In its simplest form, a Karnaugh map is a graphical shortcut to solving problems expressed in Boolean algebra. Boolean algebra is a form of mathematics that uses two values to perform computations and create expressions. This type of algebra is one of the fundamental concepts behind computer science and digital circuit design, and the Karnaugh map was first developed to help solve certain problems without using long computations. The map in its modern form was developed by physicist Maurice Karnaugh in 1953.
Karnaugh maps are designed to shift the burden of solving certain problems away from computations and toward pattern recognition. These maps are also used to help sift visual information and discern meaningful organizations. Since humans are naturally skilled at pattern recognition, the use of Karnaugh maps quickly sped up certain aspects of circuit design. One of the Karnaugh map’s particular strengths is in finding and showing possible solutions to race hazards, which are flaws in a system caused by timing issues. Race hazards are of particular concern to software developers, network architects and computer security specialists, as they can severely compromise and damage systems.
A Karnaugh map is generally built as a rectangular diagram divided into rows and columns. Karnaugh maps, also known as Veitch diagrams or KV-maps, are essentially truth tables — tables that show all the valid combinations for a particular set of values. A Karnaugh or KV-map can be built with any number of variables, but standard practice is to hold the number of variables in the table to six or less. These variables are usually expressed in Gray code, a number system that expresses binary values, or a system using only 0 and 1.
The real value of the Karnaugh map lies in its simplicity.

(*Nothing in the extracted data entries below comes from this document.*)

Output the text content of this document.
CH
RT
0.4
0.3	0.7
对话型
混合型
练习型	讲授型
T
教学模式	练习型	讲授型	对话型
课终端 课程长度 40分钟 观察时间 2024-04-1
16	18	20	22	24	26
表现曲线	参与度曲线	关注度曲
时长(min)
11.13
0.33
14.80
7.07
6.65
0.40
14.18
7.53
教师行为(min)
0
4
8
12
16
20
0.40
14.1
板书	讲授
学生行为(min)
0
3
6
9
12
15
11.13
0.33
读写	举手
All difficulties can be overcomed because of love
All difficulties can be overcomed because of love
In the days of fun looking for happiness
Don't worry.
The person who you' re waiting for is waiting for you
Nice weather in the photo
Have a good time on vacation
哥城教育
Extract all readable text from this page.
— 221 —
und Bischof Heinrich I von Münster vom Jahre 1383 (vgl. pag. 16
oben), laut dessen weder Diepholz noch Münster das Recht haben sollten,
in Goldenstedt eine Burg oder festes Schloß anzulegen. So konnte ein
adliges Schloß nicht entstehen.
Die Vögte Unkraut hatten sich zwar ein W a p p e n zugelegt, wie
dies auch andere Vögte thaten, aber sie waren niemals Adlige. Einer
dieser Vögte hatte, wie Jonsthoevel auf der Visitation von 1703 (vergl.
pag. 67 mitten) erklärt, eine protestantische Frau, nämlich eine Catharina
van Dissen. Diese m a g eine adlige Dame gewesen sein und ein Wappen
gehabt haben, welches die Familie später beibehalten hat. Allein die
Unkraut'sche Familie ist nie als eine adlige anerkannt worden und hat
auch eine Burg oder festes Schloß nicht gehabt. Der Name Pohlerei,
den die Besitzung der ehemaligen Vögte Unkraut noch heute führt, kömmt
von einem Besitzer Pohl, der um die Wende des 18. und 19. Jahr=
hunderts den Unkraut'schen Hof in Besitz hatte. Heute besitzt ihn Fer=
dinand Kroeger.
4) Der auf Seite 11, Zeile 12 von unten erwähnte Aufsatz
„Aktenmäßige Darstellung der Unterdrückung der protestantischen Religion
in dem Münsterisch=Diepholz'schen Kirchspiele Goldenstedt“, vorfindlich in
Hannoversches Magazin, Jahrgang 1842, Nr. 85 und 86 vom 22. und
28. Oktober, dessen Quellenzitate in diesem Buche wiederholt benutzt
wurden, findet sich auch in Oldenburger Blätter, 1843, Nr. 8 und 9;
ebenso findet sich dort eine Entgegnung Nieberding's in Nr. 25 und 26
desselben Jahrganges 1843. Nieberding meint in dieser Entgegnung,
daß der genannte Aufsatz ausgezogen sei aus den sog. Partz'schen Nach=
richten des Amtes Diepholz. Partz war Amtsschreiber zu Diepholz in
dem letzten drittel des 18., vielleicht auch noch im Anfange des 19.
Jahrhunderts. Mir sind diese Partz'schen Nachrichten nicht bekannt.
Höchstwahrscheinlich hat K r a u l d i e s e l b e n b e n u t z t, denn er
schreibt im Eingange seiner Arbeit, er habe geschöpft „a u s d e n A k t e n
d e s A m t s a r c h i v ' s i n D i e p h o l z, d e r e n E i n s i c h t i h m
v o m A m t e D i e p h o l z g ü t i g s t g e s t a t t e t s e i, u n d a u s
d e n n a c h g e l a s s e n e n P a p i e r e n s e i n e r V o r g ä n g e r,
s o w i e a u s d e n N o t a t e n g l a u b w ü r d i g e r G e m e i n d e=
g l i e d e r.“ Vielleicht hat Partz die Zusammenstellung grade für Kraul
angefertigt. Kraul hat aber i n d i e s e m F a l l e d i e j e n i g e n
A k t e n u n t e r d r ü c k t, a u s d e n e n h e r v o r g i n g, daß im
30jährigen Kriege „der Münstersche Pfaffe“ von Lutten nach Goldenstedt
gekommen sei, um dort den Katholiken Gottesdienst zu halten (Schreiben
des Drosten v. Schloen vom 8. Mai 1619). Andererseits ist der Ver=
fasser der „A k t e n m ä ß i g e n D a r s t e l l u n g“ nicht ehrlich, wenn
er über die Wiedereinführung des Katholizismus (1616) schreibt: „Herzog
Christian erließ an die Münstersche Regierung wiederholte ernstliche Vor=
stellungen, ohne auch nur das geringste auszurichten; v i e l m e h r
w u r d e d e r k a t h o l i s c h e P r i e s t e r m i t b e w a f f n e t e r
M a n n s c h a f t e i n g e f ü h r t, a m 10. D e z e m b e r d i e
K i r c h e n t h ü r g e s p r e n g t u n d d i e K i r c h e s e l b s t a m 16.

Since a Karnaugh map is presented as essentially a grid, the structure is straightforward and easy to understand at a glance. The grid structure also allows for simplified arrangement of like variables, which means that terms can be grouped and regrouped as needed to resolve potential issues. In addition, due to the structure of the Karnaugh map, any grouping of variables leads to an easy representation of the changes in variables. Adjacent variables are separated by a change in only one variable, which further simplifies operations. This holds true no matter how many variables are used. As a result, the Karnaugh map remains a simple and useful tool for many designers and engineers working in digital circuit design and information theory.